癌症免疫治疗的最新进展为三阴性患者提供了有希望的治疗选择 乳腺癌(TNBC)。尽管这些恶性肿瘤的治疗总体上取得了成功，但免疫治疗方法 面临一些独特的挑战：(1)非靶标副作用造成的剂量限制，(2)相加毒性 联合治疗；(3)乳腺癌免疫原性较低。为了克服这些限制， 这项提议寻求改造益生菌菌株，选择性地定植于乳腺癌和局部 释放免疫疗法。最终目标是诱导更强大和多样化的抗肿瘤T细胞免疫 并促进原发癌和转移性乳腺癌结缔组织的清除和系统性生长 乳腺癌衍生的病灶。随之而来的项目将首先专注于定义 用抗体介导的耗竭方法研究益生菌E.coliNissle 1917(ECN)的瘤内趋向性 和定向基因敲除，以确定调节肿瘤特异性的宿主免疫途径 成长。

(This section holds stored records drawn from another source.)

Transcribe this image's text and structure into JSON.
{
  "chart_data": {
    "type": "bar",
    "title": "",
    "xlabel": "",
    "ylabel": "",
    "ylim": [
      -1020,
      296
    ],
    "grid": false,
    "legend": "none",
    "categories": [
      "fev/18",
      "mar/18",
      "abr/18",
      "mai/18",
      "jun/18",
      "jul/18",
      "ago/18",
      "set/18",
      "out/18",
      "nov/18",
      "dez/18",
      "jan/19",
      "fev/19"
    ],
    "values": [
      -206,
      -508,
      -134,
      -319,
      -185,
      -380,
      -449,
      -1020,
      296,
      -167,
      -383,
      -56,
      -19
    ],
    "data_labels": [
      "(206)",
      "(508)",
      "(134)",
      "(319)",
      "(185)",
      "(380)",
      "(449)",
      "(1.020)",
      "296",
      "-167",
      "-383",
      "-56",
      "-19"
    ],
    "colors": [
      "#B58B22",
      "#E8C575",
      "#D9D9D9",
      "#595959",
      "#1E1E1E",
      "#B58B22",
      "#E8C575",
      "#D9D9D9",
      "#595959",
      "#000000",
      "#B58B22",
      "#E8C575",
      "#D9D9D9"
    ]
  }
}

使用合成生物学方法，ECN将被设计成稳定表达和释放检查点 肿瘤内局部靶向CD47、PD-L1和CTLA-4的抑制物纳米体。促炎细胞因子 将额外表达以促进抗原递呈和增强细胞毒性T细胞反应。 这项建议的主要创新之处在于结合两种方法发展了更好的理解 益生菌对肿瘤的定植，以及工程益生菌作为免疫治疗递送载体。 具体地说，这种方法比目前的治疗策略有几个优点，包括：(1)识别 新的ECN宿主株及其肿瘤定植机制的研究 在工程疗法中，(2)肿瘤特异性免疫疗法的产生，(3)导致 新型免疫疗法和脂多糖佐剂的有效释放，以及(4)局部递送 具有全身毒性的新型免疫治疗组合。这项工作旨在克服当前的 免疫疗法的局限性，通过提供一个有针对性的载体来在当地提供免疫疗法，以刺激 抗肿瘤免疫，同时预防全身毒性，减轻免疫相关不良反应。